Most recently, the Department of Health and Human Services (HHS) issued a report in February instructing the Center for Medicare and Medicaid Innovation (CMMI) to advance a cell and gene therapy access model. The model would allow states to assign ability to negotiate multi-state OBCs for selected CGTs to the CMS. In assigning these contracts to CMS, the model aims to pool state bargaining power for CGTs, condition the cost of CGTs on outcomes, and shift the burden of administering OBCs from state Medicaid agencies to CMS. HHS noted that the model could start with a single indication such as sickle cell disease and expand to other therapies/conditions. However, the report included limited details on other model parameters, including potential outcomes, execution of OBCs, coverage, and reimbursement for selected products. HHS also directed CMMI to explore a Medicare FFS payment model for CGTs that could test alternative payment approaches such as bundled payments, site-neutral payments, and quality-adjusted payments for providers.
The report instructs the CMMI to begin development of the Medicaid CGT model in 2023, announce specifications in 2024 or 2025, and launch the model as soon as 2026. With the Medicaid model still in the early stages of development and a Medicare approach still being explored, this presents stakeholders with an opportunity to engage CMMI to proactively shape model design.
Given the robust transformative therapy pipeline, innovative coverage and reimbursement approaches will likely be needed to support market entry, address current administrative barriers associated with value-based arrangements, mitigate payer budgetary impact, and ensure appropriate patient access to these therapies in the coming years.
To learn more about payment model innovation for pipeline transformative therapies, connect with us.

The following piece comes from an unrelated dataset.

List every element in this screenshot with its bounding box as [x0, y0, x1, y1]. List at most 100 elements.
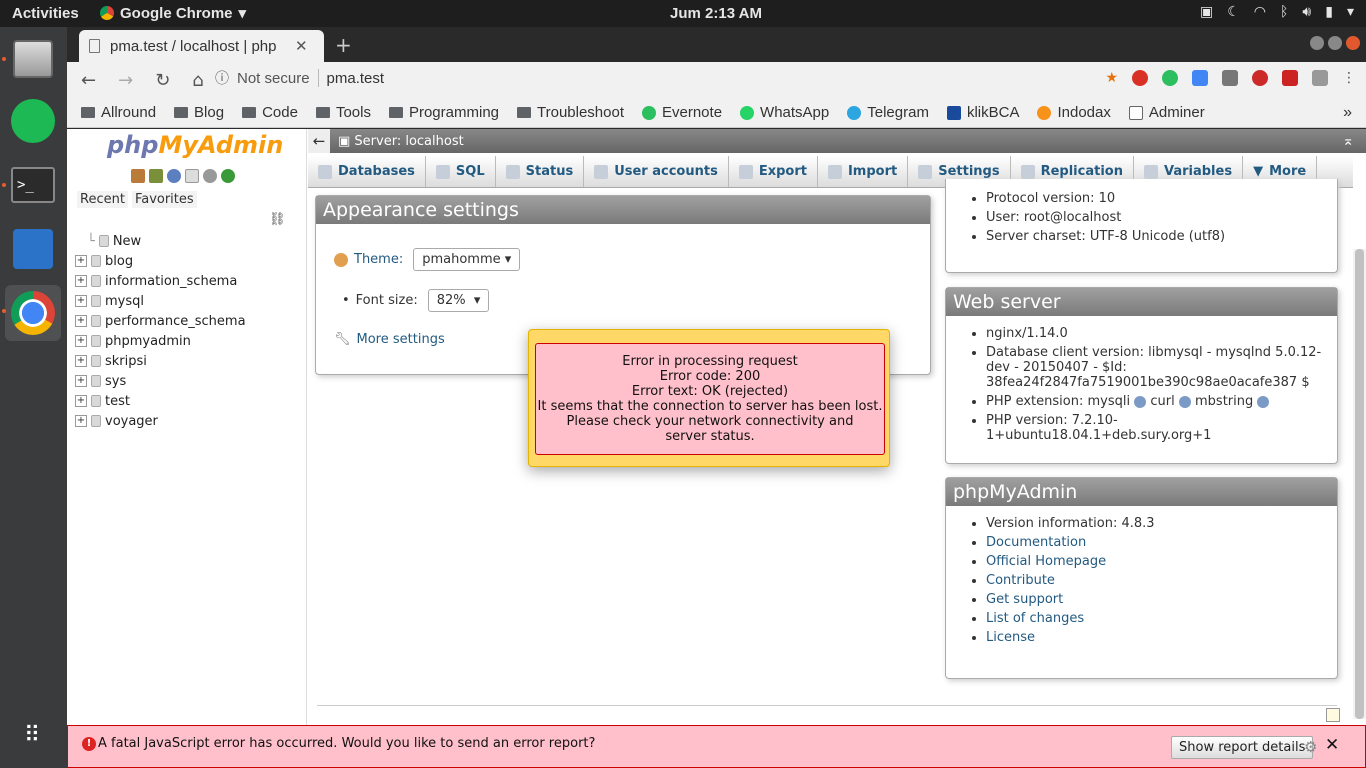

Funding for this research was provided by The Biotechnology Innovation Organization. Avalere retained full editorial control.
Methodology
Avalere leveraged data sets available via subscription, publicly available information from manufacturers, press releases and journal articles, and publicly available clinical trial design details (e.g., clinicaltrials.gov) to identify therapies in the transformative pipeline that had at least one special FDA designation including orphan drug, regenerative medicine advance therapy, breakthrough, fast track, or priority review status. Exclusion criteria included:
- Products that are administered orally, sublingually, topically, or subcutaneously
- Infectious disease products, pain management drugs, antihistamines, diuretics, or contraceptives
- Products that were determined to be maintenance therapies/ongoing treatment
- Therapies that did not have a novel mechanism of action
- Bioengineered parts
To assign primary payer mix, Avalere used publicly available sources (e.g., Centers for Disease Control and Prevention, National Institutes of Health, journal articles) to determine demographic information of the patient population for each product’s indication.